Oggetto: Istanza di parere,  ai sensi dell’art. 69, comma 3, del D.Lgs. n. 163/2006, formulata da Catania  Multiservizi, società strumentale del Comune di Catania - affidamento del  servizio di manutenzione ordinaria di aree a verde della Città di Catania - clausola  sociale di prioritario assorbimento di personale precedentemente occupato  presso la medesima società istante

Con nota pervenuta in  data 20/03/2013, prot. 30110, la Catania Multiservizi Spa ha sottoposto  all’attenzione di questa Autorità una istanza di parere ai sensi dell’art. 69,  comma 3, del D.Lgs. n. 163/2006, allegando la bozza del Bando e del Capitolato  speciale.
La richiedente stazione  appaltante - società strumentale del Comune di Catania, a capitale interamente  pubblico, sottoposta a controllo analogo da parte della proprietà - è infatti in  procinto di bandire una gara di importo stimato di € 197.625,20, per l'affidamento  del servizio di manutenzione ordinaria di aree a verde della Città di Catania,  limitatamente ai servizi di decespugliamento per prevenzione incendi, della  durata di mesi 4 (quattro), con procedura di cottimo fiduciario ex art. 125 D.lgs.  163/2006 e art. 334 D.P.R. 207/2010, da assegnarsi con applicazione del  criterio del massimo ribasso.
A seguito di richiesta  di integrazione documentale, l’istante ha fornito - con nota prot. 37827 del 16/04/2013  – elementi integrativi di chiarimento nonché la bozza di lettera di invito.
Precisa, nell’originaria  istanza, la Catania Multiservizi che tale gara provvede alla esternalizzazione  di un servizio precedentemente svolto in amministrazione diretta dalla società medesima;  che al precedente svolgimento del servizio la società ha adibito, dall’anno  2006, trenta lavoratori, attraverso una successione di diversi e molteplici  rapporti contrattuali: in un primo tempo - fino al 2008 - in virtù di un  contratto di somministrazione di lavoro tra la società Catania Multiservizi e  una Agenzia autorizzata di somministrazione; in un secondo tempo - dal 2008 (data  imprecisata) fino al 30 settembre 2012 - tali lavoratori sono stati assunti  direttamente dalla società Catania Multiservizi con contratti di lavoro subordinato,  a tempo determinato e parziale; che l’avviato tentativo di stabilizzazione  degli stessi lavoratori è stato annullato in autotutela dalla società Catania  Multiservizi, in ragione delle sopravvenienze legislative che hanno  espressamente esteso le limitazioni alle assunzioni previste per le  amministrazioni pubbliche alle società controllate (art. 4, comma 9, D.l.  95/2012); che l’ultima scadenza dei rapporti contrattuali tra la società e i lavoratori  è avvenuta in data 30 settembre 2012.
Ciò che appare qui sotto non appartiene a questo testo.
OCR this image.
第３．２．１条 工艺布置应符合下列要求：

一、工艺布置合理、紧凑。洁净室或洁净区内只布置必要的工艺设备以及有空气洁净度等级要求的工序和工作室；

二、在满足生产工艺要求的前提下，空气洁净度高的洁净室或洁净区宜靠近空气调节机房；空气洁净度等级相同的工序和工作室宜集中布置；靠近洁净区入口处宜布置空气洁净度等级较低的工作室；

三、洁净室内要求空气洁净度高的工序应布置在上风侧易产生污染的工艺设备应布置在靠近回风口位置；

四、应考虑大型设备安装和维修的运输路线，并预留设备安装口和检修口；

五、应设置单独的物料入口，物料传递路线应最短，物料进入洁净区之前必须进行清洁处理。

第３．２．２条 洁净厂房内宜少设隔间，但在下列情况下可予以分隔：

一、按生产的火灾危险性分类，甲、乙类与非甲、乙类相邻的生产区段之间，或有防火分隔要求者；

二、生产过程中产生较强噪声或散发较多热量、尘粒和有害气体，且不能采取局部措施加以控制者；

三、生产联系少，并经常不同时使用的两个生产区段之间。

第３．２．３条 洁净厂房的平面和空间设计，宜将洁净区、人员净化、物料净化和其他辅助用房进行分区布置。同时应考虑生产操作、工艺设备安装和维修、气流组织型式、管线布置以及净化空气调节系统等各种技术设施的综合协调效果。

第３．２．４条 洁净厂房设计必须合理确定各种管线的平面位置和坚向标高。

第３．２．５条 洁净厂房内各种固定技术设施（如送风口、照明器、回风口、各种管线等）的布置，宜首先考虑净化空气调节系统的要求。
Precisa la società  istante, con la sopra indicata nota integrativa, che i lavoratori interessati  risultano allo stato disoccupati e che con gli stessi sono in corso controversie  giudiziarie vòlte alla conversione a tempo indeterminato dei rapporti di lavoro  a termine.
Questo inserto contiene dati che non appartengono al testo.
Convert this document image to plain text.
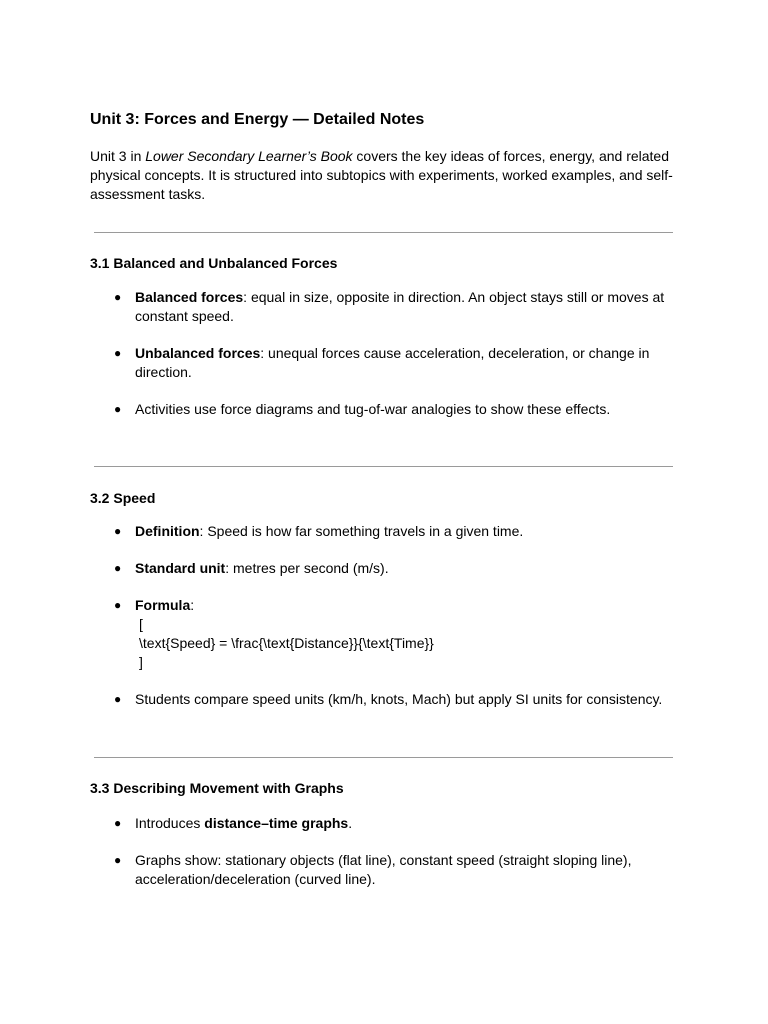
Unit 3: Forces and Energy — Detailed Notes

Unit 3 in Lower Secondary Learner’s Book covers the key ideas of forces, energy, and related physical concepts. It is structured into subtopics with experiments, worked examples, and self-assessment tasks.

3.1 Balanced and Unbalanced Forces
● Balanced forces: equal in size, opposite in direction. An object stays still or moves at constant speed.
● Unbalanced forces: unequal forces cause acceleration, deceleration, or change in direction.
● Activities use force diagrams and tug-of-war analogies to show these effects.
3.2 Speed
● Definition: Speed is how far something travels in a given time.
● Standard unit: metres per second (m/s).
● Formula:
[
\text{Speed} = \frac{\text{Distance}}{\text{Time}}
]
● Students compare speed units (km/h, knots, Mach) but apply SI units for consistency.
3.3 Describing Movement with Graphs
● Introduces distance–time graphs.
● Graphs show: stationary objects (flat line), constant speed (straight sloping line), acceleration/deceleration (curved line).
La stazione appaltante  afferma dunque di voler inserire nel bando per la gara di appalto de qua una  clausola che affermi l’obbligo della ditta aggiudicataria di utilizzare  prioritariamente nell’espletamento del servizio i trenta lavoratori già  occupati presso la S.A.  ed adibiti, sino  al 30 settembre 2012, alle medesime attività che si intendono ora parzialmente  affidare all’esterno. A tal fine, domanda il preventivo avviso preventivo dell’Autorità  ai sensi dell’art. 69 del Codice dei contratti pubblici.

A tal riguardo, si rammenta,  preliminarmente, che l’art. 69 del Codice dei contratti pubblici – in  recepimento dell’art. 26 della Direttiva 2004/18/CE e dell’art. 38 della  Direttiva 2004/17/CE – prevede che le stazioni appaltanti possano esigere  condizioni particolari per l'esecuzione del contratto, purché queste siano  compatibili con il diritto comunitario e, tra l'altro, con i principi di parità  di trattamento, non discriminazione, trasparenza, proporzionalità, e purché  siano precisate nel Bando di gara, o nell'Invito, in caso di procedure senza  bando, o nel Capitolato d'oneri. La medesima disposizione precisa, al comma 2, che  dette condizioni possono attenere, in particolare, a esigenze sociali o  ambientali ed aggiunge, al comma 3, che la stazione appaltante che prevede tali  condizioni particolari ha facoltà di comunicarle all'Autorità, al fine di ottenerne  una pronuncia sulla compatibilità con il diritto comunitario.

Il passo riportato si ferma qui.